An output-stationary systolic-array TPU running on a Digilent Arty A7-35T FPGA. The NxN array multiplies signed int8 matrices on a 2N-1-cycle diagonal wavefront. A Python host tiles arbitrary-size matmuls over the fixed hardware tile via UART.
pip install -r requirements.txt # numpy, cocotb, pyserial
make test # run all three test suites
make test-sa # systolic array unit tests
make test-tpu # tpu_top integration tests
make test-tiling # arbitrary-size tiling tests| Item | Value |
|---|---|
| Board | Digilent Arty A7-35T |
| FPGA | Artix-7 xc7a35ticsg324-1L |
| Toolchain | Vivado 2024.2 |
| Host link | USB-UART 115200 8N1, /dev/ttyUSB1 |
make build-fpga # synth + impl -> build/uart_matmul.bit
make program-fpga # load over JTAG (volatile)
make flash-fpga # write to QSPI flash (persists across power cycles)
make fpga-selftest # compare FPGA matmuls against numpy
make fpga-mnist # MNIST digit inference on the FPGA (ASCII output)
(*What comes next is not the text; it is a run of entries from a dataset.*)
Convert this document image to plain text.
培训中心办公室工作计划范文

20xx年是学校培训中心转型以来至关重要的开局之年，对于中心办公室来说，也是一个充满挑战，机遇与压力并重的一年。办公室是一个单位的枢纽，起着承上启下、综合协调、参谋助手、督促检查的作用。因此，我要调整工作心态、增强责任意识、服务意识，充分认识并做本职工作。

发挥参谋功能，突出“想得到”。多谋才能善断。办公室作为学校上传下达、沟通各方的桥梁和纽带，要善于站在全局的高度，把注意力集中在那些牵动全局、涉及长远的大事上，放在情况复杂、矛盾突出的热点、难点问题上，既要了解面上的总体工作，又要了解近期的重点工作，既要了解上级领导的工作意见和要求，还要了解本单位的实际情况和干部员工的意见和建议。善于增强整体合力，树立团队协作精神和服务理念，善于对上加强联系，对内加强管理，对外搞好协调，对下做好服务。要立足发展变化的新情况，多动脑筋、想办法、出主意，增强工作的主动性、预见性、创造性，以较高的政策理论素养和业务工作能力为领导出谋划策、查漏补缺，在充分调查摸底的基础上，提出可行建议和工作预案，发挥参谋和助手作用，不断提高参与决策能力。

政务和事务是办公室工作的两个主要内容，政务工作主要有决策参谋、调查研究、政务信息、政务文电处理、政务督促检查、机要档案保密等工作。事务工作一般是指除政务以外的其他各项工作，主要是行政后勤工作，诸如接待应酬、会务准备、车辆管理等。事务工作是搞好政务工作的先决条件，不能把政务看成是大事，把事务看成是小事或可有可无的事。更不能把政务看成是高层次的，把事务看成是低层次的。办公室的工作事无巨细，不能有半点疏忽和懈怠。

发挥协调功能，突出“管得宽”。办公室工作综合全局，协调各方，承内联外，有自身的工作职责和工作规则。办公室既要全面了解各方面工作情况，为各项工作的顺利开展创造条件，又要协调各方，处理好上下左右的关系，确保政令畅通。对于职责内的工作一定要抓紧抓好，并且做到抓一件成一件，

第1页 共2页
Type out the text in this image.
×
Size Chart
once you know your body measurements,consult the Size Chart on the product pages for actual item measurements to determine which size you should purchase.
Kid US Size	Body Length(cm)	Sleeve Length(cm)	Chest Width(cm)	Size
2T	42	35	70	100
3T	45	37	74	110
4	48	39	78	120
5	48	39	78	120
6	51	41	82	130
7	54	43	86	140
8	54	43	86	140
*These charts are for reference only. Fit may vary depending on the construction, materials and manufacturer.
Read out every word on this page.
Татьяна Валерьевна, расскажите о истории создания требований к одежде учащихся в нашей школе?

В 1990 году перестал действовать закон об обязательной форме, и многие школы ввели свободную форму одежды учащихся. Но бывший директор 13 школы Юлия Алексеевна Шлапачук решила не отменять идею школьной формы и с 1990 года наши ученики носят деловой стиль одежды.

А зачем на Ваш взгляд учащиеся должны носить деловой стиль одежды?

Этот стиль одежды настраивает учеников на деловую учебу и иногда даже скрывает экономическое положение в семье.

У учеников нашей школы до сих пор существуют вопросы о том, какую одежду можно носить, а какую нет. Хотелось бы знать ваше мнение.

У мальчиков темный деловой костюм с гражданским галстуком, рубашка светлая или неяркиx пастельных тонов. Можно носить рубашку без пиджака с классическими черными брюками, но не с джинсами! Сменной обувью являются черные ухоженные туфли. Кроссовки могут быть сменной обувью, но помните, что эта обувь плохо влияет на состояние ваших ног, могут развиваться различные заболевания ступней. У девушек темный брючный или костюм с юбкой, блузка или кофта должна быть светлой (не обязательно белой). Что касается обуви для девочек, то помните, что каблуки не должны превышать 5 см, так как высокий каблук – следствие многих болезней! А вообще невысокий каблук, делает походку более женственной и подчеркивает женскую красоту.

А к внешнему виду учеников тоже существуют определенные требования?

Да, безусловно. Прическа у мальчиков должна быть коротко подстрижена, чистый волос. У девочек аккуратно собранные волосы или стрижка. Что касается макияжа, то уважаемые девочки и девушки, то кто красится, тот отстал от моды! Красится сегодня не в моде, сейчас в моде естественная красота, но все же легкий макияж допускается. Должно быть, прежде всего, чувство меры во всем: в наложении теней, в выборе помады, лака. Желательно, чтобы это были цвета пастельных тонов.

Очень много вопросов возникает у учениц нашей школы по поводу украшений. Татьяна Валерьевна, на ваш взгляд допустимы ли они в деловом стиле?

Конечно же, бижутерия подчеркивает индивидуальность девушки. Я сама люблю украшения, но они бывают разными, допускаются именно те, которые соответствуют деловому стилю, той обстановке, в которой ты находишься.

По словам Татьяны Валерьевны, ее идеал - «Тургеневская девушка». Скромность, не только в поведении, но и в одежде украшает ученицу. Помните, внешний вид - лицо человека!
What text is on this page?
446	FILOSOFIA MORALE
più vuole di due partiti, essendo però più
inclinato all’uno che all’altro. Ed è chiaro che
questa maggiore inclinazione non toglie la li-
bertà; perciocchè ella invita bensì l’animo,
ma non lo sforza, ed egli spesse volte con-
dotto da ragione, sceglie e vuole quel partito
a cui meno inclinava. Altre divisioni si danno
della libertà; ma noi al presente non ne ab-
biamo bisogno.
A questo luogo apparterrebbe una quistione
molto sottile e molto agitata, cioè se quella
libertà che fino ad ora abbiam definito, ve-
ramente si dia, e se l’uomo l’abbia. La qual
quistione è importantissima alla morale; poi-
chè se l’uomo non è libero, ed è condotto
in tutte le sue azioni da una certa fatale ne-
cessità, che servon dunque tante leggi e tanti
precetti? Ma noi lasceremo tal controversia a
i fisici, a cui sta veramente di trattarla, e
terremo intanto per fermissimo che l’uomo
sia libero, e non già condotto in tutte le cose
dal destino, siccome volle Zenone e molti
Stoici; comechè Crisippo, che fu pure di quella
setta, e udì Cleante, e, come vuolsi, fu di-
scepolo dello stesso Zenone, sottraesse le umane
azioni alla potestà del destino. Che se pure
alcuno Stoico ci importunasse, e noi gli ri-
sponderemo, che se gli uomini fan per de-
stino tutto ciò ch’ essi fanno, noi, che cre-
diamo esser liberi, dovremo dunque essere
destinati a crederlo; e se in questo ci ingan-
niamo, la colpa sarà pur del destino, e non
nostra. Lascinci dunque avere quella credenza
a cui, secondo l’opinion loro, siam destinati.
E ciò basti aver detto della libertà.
make fpga-draw # draw a digit with the mouse, classified live on FPGAOverride port or Vivado path if needed:
PORT=/dev/ttyUSB0 make fpga-selftest
VIVADO=/opt/Xilinx/Vivado/2024.2/bin/vivado make build-fpga| Direction | Bytes | Layout |
|---|---|---|
| Host -> FPGA | 57 | 0xA5 sync + 7 A-slices x 4 B + 7 B-slices x 4 B (little-endian, lane0 = bits[7:0]) |
| FPGA -> Host | 64 | 16 result words x 4 B, row-major C[0][0]..C[3][3], signed |
arty-tpu/
|-- rtl/
| |-- pe.v Multiply-accumulate processing element
| |-- systolic_array.v NxN PE grid
| |-- bram.v Register file (sync write, async read)
| |-- tpu_controller.v FSM: IDLE->CLEAR->STREAM->FLUSH->WRITE->DONE
| |-- tpu_top.v Core: BRAM + array + controller
| |-- uart_rx.v 8N1 UART receiver
| |-- uart_tx.v 8N1 UART transmitter
| `-- uart_matmul.v FPGA top - UART shell wrapping tpu_top
|-- tiling/
| |-- skew.py Skew/pack helpers (shared by sim and hardware)
| |-- tpu_driver.py Cocotb async driver
| `-- tiling_engine.py Software tiler for arbitrary-shape matmuls
|-- host/
| |-- tpu_uart.py Serial driver + tiling + numpy self-test
| |-- mnist_fpga.py MNIST inference on the FPGA
| `-- mnist_draw.py Draw-a-digit GUI, classified live on the FPGA
|-- constr/
| `-- arty_a35t.xdc Pin constraints
|-- scripts/
| |-- build_arty.tcl Vivado build
| |-- program_arty.tcl JTAG program
| `-- flash_arty.tcl QSPI flash
|-- tests/
| |-- test_systolic_array.py
| |-- test_tpu.py
| `-- test_tiling.py
`-- docs/
`-- architecture.md
| Parameter | Default | Description |
|---|---|---|
N |
4 | Array dimension (NxN PEs) |
DATA_WIDTH |
8 | Input width in bits (signed) |
ACC_WIDTH |
32 | Accumulator width in bits |
The controller (tpu_controller.v) runs one tile through five FSM phases:
| Phase | Cycles | What happens |
|---|---|---|
CLEAR |
1 |
Zero the PE accumulators |
STREAM |
2N-1 |
Feed the diagonal-skewed input slices (the wavefront) |
FLUSH |
N |
Drain the pipeline so the last input reaches the far corner PE |
WRITE |
N^2 |
Copy the N² results out to BRAM_C, one word per cycle |
DONE |
1 |
Single-cycle done pulse |
| Total | N^2 + 3N + 1 |
29 cycles at N=4 |
The WRITE phase (N^2) dominates: the array finishes computing well before the serial result drain completes.